Push-pin and christmas-tree fasteners are well known within the art. These fasteners are designed for secure fit and difficult removal while at the same time allowing for easy insertion.
A particular challenge in using these types of fasteners, especially in the automotive field, lies in providing a fastener that will afford the most secure attachment in combination with the simplest insertion process and fewest additional parts or insertion steps. Often, improper insertion direction results in loose fit and the risk of separation. Additionally, there is a need for fasteners that can prevent a fastened part from pivoting about the fastener, without the need for additional fasteners or attachments.
Other problems include the difficulty in maintaining the fastener centered within an aperture so that it may have less of a tendency to loosen within the aperture or slip out of the aperture completely. A fastener with a basic rounded shank runs the risk of separation with any aperture that is not circular and of similar diameter.

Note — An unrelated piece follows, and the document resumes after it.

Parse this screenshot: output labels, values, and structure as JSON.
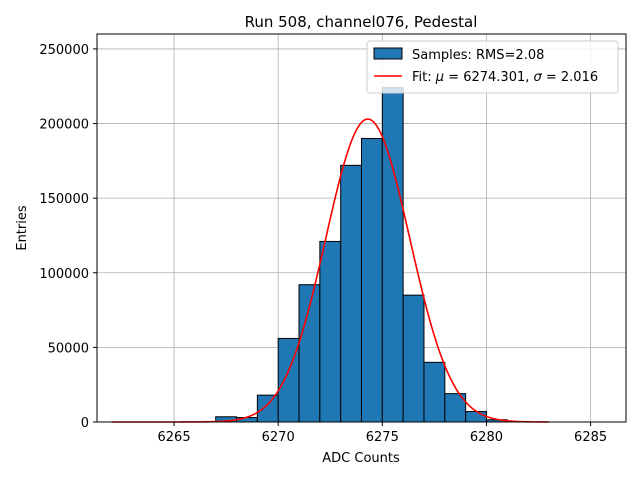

The prior art includes many christmas-tree type fasteners. U.S. Pat. No. 3,810,279 discloses a drive fastener having a head, polygonal shaft and axially staggered wings along the shaft. U.S. Pat. No. 4,728,238 discloses another drive fastener having a head, polygonal shank and wings arranged along the shank. U.S. Pat. No. 5,468,108 discloses a spiral tree-fastener having a head and a flattened shank, wherein the shank contains a plurality of flexible wings arranged at an oblique angle with respect to the fastener axis.
One problem that arises with the use of some existing fastener structures is that their size and shape do not allow for ideal fit and security within an aperture. This unfortunately results in slipping and disengagement of the fasteners. Further, most push-pin fasteners are not capable of providing secure fastening to a multi-layer substrate, nor do they have the capability of fastening substrates with a wide variety of thicknesses with one standard fastener.
As another problem, many push-pin fasteners provide no means to ensure that the fastener is inserted in the ideal position to ensure maximum secure fit. As such, fasteners that are inserted upside-down, sideways or at any other imperfect position, are again subject to rotation, slippage, disengagement, or at the very least, abnormally difficult insertion. Those fasteners that are circular in nature and thus not subject to improper insertion direction often fail to fit securely within any non-circular aperture, resulting in slippage and disengagement.
A further issue with many fasteners is that multiple fasteners or additional attachments are often required to prevent slippage, disengagement, or a fastened part from twisting about a fastener. This results in increased parts, labor, and maintenance.
The present invention addresses one or more of the above problems, and represents an improvement to existing fasteners for use within vehicles. Accordingly, a fastening system for a vehicle component is disclosed. The fastener typically includes a head or cap and a shank with at least two side walls. At least one of the side walls is typically lined with wing structures. The fastening system further includes a complimentary shaped aperture within a substrate as part of a vehicle component.